Inondations – Sept nouvelles communes du Maine-et-Loire reconnues en état de catastrophe naturelle

Par arrêté du 3 mars 2026, le Premier ministre a reconnu l’état de catastrophe naturelle pour sept communes supplémentaires du Maine-et-Loire, durement touchées par les crues et inondations de ces dernières semaines.
Sont concernées Artannes-sur-Thouet, Bellevigne-les-Châteaux, Le Coudray-Macouard, Distré, Saint-Just-sur-Dive, Varrains et Verrières-en-Anjou. La liste officielle est consultable sur le site de Légifrance.

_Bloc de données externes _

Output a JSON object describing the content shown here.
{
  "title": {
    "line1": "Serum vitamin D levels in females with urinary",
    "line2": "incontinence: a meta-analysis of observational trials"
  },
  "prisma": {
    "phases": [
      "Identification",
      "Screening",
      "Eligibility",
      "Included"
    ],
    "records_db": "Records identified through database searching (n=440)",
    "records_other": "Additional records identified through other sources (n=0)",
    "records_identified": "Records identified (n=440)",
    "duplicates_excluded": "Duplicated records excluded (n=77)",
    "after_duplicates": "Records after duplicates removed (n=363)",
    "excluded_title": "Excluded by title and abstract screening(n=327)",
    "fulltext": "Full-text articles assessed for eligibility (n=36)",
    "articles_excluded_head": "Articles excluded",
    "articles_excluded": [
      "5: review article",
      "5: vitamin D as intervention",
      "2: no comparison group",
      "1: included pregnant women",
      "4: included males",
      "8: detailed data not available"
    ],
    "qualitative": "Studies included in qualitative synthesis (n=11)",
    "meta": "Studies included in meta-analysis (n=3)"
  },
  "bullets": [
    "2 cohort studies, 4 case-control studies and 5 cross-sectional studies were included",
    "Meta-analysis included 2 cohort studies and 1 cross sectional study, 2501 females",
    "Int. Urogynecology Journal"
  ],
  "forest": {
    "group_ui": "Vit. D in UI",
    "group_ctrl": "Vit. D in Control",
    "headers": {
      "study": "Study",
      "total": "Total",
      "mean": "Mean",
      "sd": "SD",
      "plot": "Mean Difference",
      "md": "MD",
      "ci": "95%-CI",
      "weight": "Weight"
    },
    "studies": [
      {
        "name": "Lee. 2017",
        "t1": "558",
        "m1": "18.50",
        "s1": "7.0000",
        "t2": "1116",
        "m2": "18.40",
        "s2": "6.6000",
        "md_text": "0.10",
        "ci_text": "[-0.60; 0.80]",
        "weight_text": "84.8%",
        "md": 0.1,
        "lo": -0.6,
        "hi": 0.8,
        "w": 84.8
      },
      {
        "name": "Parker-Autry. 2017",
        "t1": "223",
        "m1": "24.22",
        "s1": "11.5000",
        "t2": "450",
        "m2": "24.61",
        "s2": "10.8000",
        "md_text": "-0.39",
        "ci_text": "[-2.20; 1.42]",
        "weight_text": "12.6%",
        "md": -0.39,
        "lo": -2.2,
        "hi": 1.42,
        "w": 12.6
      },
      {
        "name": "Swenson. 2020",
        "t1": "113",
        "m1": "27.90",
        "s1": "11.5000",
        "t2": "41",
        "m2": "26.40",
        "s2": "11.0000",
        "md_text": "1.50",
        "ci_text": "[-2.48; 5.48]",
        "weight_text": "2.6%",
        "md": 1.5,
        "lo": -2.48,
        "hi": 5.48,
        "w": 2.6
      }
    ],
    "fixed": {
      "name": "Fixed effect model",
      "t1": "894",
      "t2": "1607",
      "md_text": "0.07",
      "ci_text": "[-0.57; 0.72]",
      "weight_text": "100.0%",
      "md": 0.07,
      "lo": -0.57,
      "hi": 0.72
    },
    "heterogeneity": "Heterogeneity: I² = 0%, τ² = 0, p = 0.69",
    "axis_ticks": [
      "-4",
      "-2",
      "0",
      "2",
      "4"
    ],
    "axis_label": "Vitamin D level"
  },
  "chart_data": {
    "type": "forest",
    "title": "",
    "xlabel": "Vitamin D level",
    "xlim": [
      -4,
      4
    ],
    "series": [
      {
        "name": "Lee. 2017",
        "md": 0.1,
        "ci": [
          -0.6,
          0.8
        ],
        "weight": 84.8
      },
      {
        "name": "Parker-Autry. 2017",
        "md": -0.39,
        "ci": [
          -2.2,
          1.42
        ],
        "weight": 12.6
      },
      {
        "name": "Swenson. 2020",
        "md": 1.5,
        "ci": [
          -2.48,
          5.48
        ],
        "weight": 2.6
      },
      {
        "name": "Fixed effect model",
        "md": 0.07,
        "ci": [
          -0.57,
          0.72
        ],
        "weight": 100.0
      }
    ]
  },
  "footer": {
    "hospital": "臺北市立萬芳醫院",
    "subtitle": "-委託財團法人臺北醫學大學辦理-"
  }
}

Après des semaines d’inquiétude et de dégâts parfois importants dans les habitations, cette annonce était attendue par de nombreux habitants.
Une étape essentielle pour l’indemnisation
La reconnaissance en catastrophe naturelle permet aux sinistrés d’être indemnisés pour les dommages causés par les inondations, lorsque ceux-ci ne sont pas couverts par leur assurance habituelle. Concrètement, cela signifie que les propriétaires et locataires touchés vont pouvoir engager des démarches pour obtenir une prise en charge des réparations, qu’il s’agisse de murs abîmés, de sols détériorés ou de biens mobiliers endommagés.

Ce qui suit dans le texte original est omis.